Билкис причитала:
– Сжальтесь, госпожа! Парвиз, деточка!
А тетушка повторяла, что она на редкость крикливая.
Шависа с семьей выпроваживали без нас. Мы ушли в школу, а вернувшись, увидели, что их больше нет. И никаких следов не осталось, только попугаи и индианки с оберток от индийских платков – когда-то, давным-давно, Шавис сам наклеивал эти картинки на глинобитную стену.
На следующее утро, по дороге в школу, дядюшка сказал:
– Что поделаешь, конюх, бедняга, хотел забраться на ступеньку повыше, а вышло – вроде и угла в конюшне ему многовато.
Вечером я спросил у Рогайе:
– Где они теперь?
– Не знаю. Бог милостив, устроятся как-нибудь.
– A y кого Билкис будет кормилицей?
– По-твоему, у женщин всю жизнь молоко бывает? Зарин, моя старшая сестра, объяснила:
– Молоко появляется, только когда женщина рожает ребенка.
Билкис потом несколько раз заходила к нам. Каждый раз старалась остаться подольше, но мама выносила ей что-нибудь – немного денег, миску плова или старую одежду – и поскорей отсылала. Так шло до тех пор, пока однажды дядюшка не появился на пороге, приговаривая: «Ох ты, Господи, позор какой! Ведь осрамились-то как! Доброе имя, прости Господи, прахом пошло. Наделают делов, а от семейной чести, глядишь, и следа не осталось». И сколько мы ни приставали: «Скажи наконец, что стряслось?» – он все кусал губы и повторял: «Нет Бога, кроме Аллаха!» Так ничего и не сказал, пока не наступил вечер и не пришел отец.
Вместе с ним пришел дядя Азиз. Когда отец, сидя на полу, разувался, дядюшка что-то тихо сказал ему на ухо. Отец в одну секунду взорвался, яростно отшвырнул туфлю, и она угодила в дверь. Дверное стекло разбилось.
– Тьфу! – взвыл отец. – Рогоносец паршивый, шлюхе своей под пару!
Брани, да еще такой, никто в доме от моего отца никогда не слышал. Все прямо онемели от испуга. После паузы, в которой словно все еще звенело разбитое стекло, отец снова взревел:
– Убирайся! Пошел вон, слышишь?! Тоже, ворон-вещун, стоит таращится!
Дядюшка вышел. Я боялся отца, но от всей души сочувствовал дядюшке и к тому же сгорал от любопытства. Так что я пошел вслед за ним. Во дворе было темно и сильно пахло петуньями. Перед занавеской, у входа в далан, мерцала закопченная керосиновая лампа без абажура. Я подумал, что дядюшка ушел, но потом, когда глаза привыкли к темноте, по шелесту померанцевых веток сообразил, что он, наверно, обрывает листья с дерева у бассейна. Я тихо подошел к нему, окликнул:
– Дядюшка? Ты что тут делаешь?
– Да так, – ответил он, – вот собираю для старшей госпожи джуш.

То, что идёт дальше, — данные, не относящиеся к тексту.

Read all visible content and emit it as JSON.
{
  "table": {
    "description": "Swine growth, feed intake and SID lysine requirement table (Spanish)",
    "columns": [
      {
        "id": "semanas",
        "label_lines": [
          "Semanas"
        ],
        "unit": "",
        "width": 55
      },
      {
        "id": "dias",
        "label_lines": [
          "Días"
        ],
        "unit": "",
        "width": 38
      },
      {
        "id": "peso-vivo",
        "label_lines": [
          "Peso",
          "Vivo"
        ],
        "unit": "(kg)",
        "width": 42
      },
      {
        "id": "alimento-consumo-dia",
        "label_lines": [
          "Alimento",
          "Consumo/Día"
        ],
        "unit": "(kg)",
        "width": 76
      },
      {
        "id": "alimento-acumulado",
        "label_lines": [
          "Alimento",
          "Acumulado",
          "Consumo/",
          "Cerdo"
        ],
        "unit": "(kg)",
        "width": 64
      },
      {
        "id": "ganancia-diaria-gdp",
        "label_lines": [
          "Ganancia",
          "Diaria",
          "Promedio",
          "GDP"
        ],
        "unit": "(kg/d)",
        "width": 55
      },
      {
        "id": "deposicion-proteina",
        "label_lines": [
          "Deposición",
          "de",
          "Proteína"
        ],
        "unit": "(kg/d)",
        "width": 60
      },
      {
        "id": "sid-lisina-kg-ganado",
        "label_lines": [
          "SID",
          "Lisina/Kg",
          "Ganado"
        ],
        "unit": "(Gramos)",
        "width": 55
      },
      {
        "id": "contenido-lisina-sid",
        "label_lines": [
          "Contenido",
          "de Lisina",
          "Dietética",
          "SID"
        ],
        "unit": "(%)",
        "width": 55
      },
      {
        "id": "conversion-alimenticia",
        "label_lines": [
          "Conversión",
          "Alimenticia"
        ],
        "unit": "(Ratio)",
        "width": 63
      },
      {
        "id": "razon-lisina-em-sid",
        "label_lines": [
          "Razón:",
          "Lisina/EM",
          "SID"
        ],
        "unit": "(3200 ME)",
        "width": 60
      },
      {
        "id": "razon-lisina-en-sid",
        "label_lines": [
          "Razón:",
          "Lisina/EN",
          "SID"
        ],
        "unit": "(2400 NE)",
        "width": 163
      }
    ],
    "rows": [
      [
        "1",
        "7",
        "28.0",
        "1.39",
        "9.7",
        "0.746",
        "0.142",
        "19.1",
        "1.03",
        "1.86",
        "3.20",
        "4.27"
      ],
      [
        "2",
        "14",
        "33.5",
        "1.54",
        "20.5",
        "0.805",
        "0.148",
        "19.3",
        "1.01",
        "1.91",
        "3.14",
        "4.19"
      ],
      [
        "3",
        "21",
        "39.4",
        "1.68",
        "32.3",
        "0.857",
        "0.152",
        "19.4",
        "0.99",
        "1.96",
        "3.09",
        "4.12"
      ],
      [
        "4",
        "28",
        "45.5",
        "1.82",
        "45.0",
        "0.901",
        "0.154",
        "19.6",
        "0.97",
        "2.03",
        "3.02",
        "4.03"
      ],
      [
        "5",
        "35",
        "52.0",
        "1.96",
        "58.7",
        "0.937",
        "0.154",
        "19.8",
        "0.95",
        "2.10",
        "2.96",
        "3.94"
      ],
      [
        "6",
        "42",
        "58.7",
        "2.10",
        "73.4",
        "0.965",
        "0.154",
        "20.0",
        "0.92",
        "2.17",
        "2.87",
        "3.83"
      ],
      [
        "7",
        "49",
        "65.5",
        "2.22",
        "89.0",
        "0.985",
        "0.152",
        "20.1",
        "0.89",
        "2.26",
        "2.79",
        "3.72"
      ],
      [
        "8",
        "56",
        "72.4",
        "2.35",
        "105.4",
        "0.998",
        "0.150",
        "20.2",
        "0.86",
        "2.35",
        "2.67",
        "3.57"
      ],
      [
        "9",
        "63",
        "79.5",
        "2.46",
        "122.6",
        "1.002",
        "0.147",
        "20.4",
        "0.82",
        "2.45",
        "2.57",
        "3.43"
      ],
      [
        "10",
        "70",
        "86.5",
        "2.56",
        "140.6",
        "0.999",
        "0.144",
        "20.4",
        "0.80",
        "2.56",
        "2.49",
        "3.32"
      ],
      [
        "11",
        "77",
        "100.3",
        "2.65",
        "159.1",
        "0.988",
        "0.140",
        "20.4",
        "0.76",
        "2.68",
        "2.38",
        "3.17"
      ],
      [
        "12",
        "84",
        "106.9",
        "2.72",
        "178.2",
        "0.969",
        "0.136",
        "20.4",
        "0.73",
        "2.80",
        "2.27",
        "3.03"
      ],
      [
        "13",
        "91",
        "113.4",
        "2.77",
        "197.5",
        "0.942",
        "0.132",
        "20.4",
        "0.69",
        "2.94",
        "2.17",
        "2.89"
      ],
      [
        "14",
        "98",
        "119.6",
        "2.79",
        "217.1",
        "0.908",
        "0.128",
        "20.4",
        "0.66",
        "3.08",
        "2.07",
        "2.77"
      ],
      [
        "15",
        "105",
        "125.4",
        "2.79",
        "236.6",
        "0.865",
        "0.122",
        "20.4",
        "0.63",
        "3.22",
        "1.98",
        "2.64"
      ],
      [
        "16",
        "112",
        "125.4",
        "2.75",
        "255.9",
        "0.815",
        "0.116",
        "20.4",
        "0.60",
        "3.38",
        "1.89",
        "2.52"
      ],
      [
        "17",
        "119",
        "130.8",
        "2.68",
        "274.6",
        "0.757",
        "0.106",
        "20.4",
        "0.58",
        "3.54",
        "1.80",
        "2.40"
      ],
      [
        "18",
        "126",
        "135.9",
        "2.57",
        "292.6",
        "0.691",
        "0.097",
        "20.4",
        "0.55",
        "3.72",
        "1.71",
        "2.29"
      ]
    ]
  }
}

В те времена, заваривая чай, любили добавлять в чайник мелкие молодые листочки померанцевого дерева – джуш – для аромата. Я спросил:
– Дядюшка, а почему отец разозлился? Ты что, что-то нехорошее ему на ухо сказал?
– Беги скорей, – отозвался он, – уроки, поди, не готовы.

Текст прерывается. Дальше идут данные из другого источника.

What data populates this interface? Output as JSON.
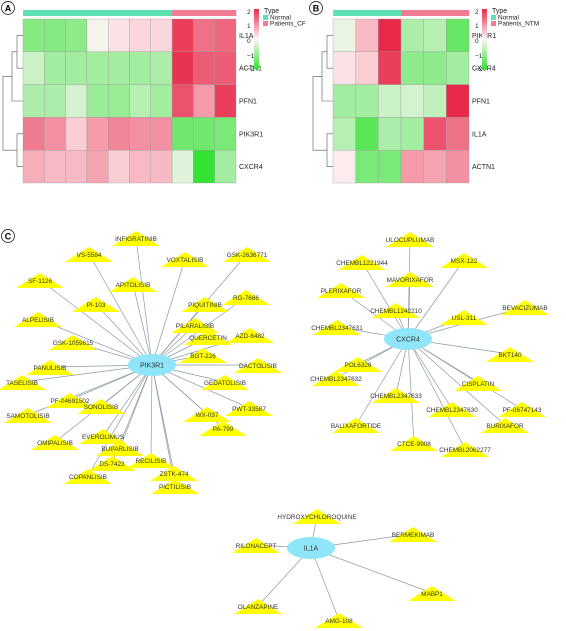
{
  "panels": {
    "a": {
      "label": "A",
      "columns": [
        "Normal",
        "Normal",
        "Normal",
        "Normal",
        "Normal",
        "Normal",
        "Normal",
        "Patients_CF",
        "Patients_CF",
        "Patients_CF"
      ],
      "rows": [
        "IL1A",
        "ACTN1",
        "PFN1",
        "PIK3R1",
        "CXCR4"
      ],
      "values": [
        [
          -1.2,
          -1.2,
          -1.1,
          -0.1,
          0.2,
          0.3,
          0.3,
          1.8,
          1.3,
          1.4
        ],
        [
          -0.5,
          -0.9,
          -0.9,
          -0.9,
          -0.9,
          -0.9,
          -0.8,
          1.9,
          1.5,
          1.5
        ],
        [
          -0.8,
          -0.8,
          -0.4,
          -1.0,
          -1.0,
          -0.7,
          -0.9,
          1.6,
          0.9,
          1.8
        ],
        [
          1.2,
          1.0,
          0.4,
          0.9,
          1.1,
          1.0,
          1.0,
          -1.4,
          -1.4,
          -1.3
        ],
        [
          0.7,
          0.6,
          0.6,
          0.8,
          0.4,
          0.6,
          0.6,
          -0.3,
          -2.0,
          -0.9
        ]
      ],
      "legend": {
        "type_title": "Type",
        "group_labels": [
          "Normal",
          "Patients_CF"
        ],
        "scale_ticks": [
          "2",
          "1",
          "0",
          "−1",
          "−2"
        ]
      }
    },
    "b": {
      "label": "B",
      "columns": [
        "Normal",
        "Normal",
        "Normal",
        "Patients_NTM",
        "Patients_NTM",
        "Patients_NTM"
      ],
      "rows": [
        "PIK3R1",
        "CXCR4",
        "PFN1",
        "IL1A",
        "ACTN1"
      ],
      "values": [
        [
          -0.2,
          0.6,
          2.0,
          -0.8,
          -0.7,
          -1.5
        ],
        [
          0.2,
          0.4,
          1.8,
          -1.1,
          -1.1,
          -0.9
        ],
        [
          -0.9,
          -0.9,
          -0.5,
          -0.4,
          -0.6,
          2.0
        ],
        [
          -0.7,
          -1.6,
          -0.8,
          -0.9,
          1.6,
          1.3
        ],
        [
          0.1,
          -1.3,
          -1.3,
          0.9,
          0.8,
          1.0
        ]
      ],
      "legend": {
        "type_title": "Type",
        "group_labels": [
          "Normal",
          "Patients_NTM"
        ],
        "scale_ticks": [
          "2",
          "1",
          "0",
          "−1",
          "−2"
        ]
      }
    },
    "c": {
      "label": "C"
    }
  },
  "colors": {
    "high": "#e8294a",
    "mid": "#fdf6f7",
    "low": "#33e233",
    "group_normal": "#5fe0b3",
    "group_patients": "#f07d95",
    "node_hub": "#8ee6f8",
    "node_drug": "#ffff00",
    "edge": "#8c9aa3"
  },
  "network": {
    "hubs": [
      "PIK3R1",
      "CXCR4",
      "IL1A"
    ],
    "drug_groups": {
      "PIK3R1": [
        "INFIGRATINIB",
        "VS-5584",
        "VOXTALISIB",
        "GSK-2636771",
        "SF-1126",
        "APITOLISIB",
        "PI-103",
        "PIQUITINIB",
        "RG-7666",
        "ALPELISIB",
        "PILARALISIB",
        "AZD-6482",
        "GSK-1059615",
        "QUERCETIN",
        "BGT-226",
        "PANULISIB",
        "DACTOLISIB",
        "TASELISIB",
        "GEDATOLISIB",
        "PF-04691502",
        "SONOLISIB",
        "PWT-33587",
        "SAMOTOLISIB",
        "WX-037",
        "EVEROLIMUS",
        "BUPARLISIB",
        "PA-799",
        "OMIPALISIB",
        "RECILISIB",
        "DS-7423",
        "ZSTK-474",
        "COPANLISIB",
        "PICTILISIB"
      ],
      "CXCR4": [
        "ULOCUPLUMAB",
        "CHEMBL1221944",
        "MSX-122",
        "MAVORIXAFOR",
        "PLERIXAFOR",
        "CHEMBL1242210",
        "BEVACIZUMAB",
        "CHEMBL2347631",
        "USL-311",
        "POL6326",
        "BKT140",
        "CHEMBL2347632",
        "CISPLATIN",
        "CHEMBL2347633",
        "PF-06747143",
        "CHEMBL2347630",
        "BALIXAFORTIDE",
        "BURIXAFOR",
        "CTCE-9908",
        "CHEMBL2062277"
      ],
      "IL1A": [
        "HYDROXYCHLOROQUINE",
        "BERMEKIMAB",
        "RILONACEPT",
        "MABP1",
        "OLANZAPINE",
        "AMG-108"
      ]
    }
  }
}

– Да что вообще случилось? Почему ты не рассказываешь?
Он не ответил и пошел вперед. Я двинулся за ним. Мы прошли по мощеной дорожке через двор. Он уже стоял на пороге, у занавески перед дверью.

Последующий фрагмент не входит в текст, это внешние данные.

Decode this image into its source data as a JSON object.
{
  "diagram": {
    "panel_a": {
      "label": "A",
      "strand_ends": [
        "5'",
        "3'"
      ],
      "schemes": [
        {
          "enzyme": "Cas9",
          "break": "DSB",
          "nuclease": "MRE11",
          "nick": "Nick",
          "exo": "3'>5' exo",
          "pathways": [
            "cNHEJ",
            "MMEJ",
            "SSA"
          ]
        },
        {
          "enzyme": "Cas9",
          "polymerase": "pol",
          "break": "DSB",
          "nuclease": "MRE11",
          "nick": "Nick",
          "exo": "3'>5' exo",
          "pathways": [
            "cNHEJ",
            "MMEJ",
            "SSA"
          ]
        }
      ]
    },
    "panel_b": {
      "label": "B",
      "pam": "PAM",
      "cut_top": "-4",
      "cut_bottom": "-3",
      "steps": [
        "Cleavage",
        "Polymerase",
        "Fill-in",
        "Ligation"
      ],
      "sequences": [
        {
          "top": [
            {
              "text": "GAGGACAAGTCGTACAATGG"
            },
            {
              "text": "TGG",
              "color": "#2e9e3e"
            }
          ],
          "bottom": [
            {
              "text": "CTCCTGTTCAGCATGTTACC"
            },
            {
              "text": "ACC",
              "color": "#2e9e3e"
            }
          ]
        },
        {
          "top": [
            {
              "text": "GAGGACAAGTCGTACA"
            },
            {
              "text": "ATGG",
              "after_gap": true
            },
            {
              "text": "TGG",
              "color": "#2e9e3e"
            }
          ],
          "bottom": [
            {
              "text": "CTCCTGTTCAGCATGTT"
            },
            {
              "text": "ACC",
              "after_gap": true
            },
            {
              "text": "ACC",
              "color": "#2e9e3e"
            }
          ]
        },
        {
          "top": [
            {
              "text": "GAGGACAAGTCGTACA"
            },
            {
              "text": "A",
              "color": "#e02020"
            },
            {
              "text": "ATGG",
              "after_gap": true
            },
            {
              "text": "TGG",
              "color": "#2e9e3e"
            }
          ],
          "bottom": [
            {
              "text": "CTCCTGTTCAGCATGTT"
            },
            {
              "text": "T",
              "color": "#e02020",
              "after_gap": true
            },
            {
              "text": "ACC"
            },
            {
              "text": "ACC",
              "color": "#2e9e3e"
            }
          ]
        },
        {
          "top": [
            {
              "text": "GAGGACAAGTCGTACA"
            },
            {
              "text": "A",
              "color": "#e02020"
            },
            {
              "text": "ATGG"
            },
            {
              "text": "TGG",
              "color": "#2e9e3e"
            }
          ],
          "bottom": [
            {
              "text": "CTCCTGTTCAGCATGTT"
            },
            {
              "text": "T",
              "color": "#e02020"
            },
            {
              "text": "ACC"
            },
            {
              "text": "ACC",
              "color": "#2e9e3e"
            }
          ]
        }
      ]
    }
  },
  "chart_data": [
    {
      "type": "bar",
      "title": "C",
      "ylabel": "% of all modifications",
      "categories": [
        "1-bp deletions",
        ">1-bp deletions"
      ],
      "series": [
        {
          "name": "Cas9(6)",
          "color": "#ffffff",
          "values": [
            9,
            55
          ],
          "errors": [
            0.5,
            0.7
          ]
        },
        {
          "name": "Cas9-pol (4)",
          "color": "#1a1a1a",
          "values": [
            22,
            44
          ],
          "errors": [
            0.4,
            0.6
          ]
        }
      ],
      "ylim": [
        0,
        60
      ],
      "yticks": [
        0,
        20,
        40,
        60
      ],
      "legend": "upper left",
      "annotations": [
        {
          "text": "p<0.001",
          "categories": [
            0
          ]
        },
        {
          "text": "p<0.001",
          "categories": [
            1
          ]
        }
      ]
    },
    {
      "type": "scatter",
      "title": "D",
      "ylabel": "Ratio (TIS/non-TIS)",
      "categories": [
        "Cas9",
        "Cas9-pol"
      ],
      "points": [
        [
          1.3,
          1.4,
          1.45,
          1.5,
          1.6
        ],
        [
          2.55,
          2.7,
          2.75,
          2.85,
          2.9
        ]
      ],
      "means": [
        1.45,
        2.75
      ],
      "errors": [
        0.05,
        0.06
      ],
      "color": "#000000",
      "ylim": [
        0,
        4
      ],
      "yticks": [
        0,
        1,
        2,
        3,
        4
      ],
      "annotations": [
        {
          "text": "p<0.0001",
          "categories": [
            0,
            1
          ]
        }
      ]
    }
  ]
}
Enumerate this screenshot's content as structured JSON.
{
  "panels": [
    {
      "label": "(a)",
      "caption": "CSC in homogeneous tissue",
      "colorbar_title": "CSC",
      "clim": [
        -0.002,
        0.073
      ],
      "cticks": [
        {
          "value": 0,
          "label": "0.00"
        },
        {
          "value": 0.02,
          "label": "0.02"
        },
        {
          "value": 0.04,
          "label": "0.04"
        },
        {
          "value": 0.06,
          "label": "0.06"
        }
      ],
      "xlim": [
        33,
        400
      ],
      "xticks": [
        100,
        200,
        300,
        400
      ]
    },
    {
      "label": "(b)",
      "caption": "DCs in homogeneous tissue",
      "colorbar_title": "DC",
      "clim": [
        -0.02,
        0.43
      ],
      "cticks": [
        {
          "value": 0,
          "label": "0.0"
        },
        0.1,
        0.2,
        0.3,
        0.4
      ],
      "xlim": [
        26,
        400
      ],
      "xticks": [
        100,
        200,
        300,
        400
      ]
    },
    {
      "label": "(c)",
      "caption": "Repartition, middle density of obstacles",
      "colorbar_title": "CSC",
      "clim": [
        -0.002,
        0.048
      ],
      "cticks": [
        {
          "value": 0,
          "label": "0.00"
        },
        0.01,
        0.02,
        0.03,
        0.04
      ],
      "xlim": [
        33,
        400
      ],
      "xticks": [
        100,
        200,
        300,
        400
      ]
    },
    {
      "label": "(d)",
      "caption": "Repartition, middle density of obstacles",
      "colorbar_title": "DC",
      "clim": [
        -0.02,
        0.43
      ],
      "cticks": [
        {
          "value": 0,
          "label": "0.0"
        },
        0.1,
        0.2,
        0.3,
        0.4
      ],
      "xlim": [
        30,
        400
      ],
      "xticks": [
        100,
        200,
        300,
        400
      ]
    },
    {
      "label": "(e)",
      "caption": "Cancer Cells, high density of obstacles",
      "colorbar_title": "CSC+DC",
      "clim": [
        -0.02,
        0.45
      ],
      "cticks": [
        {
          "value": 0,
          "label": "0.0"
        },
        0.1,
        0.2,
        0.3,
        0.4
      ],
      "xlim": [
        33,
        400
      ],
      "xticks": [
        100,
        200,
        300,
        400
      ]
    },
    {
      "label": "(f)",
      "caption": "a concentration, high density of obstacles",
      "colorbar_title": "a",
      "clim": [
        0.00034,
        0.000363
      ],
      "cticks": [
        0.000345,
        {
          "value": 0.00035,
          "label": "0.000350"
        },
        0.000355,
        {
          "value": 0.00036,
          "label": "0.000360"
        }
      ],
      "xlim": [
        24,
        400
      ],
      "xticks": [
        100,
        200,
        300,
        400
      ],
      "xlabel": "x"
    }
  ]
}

– Дядюшка, скажи! – повторил я.
– Это не для детских ушей, малыш. Беги домой.
– Ну скажи, – не отставал я.
– Шавис дурное дело сделал, очень дурное. Все, до свиданья.
– Почему тогда отец на тебя рассердился?
– Не беда, – ответил дядюшка, – на то он и хозяин. Я взмолился:
– Ну прошу тебя, мне же хочется знать, скажи, а то умру от любопытства!
Его вдруг прорвало:
– Беда, малыш! Таджи… умерла. Умерла, и все тут. Вот какое дело. Понятно теперь?
Дверь с шумом захлопнулась, занавеска опустилась. Я ничего не понял. Мы остались одни в темноте – я и огонек керосинки, замшелой от копоти. Я пошел обратно.
Когда я вернулся в дом, дядя Азиз спросил:
– Ты чего плачешь?
Оказывается, сам того не сознавая, я плакал. Вижу, отец смотрит на меня. Он прихлебывал арак из крошечной серебряной пиалы.
– Ну, что еще, горе мое? – спросил он. Тут я не выдержал и заревел вовсю.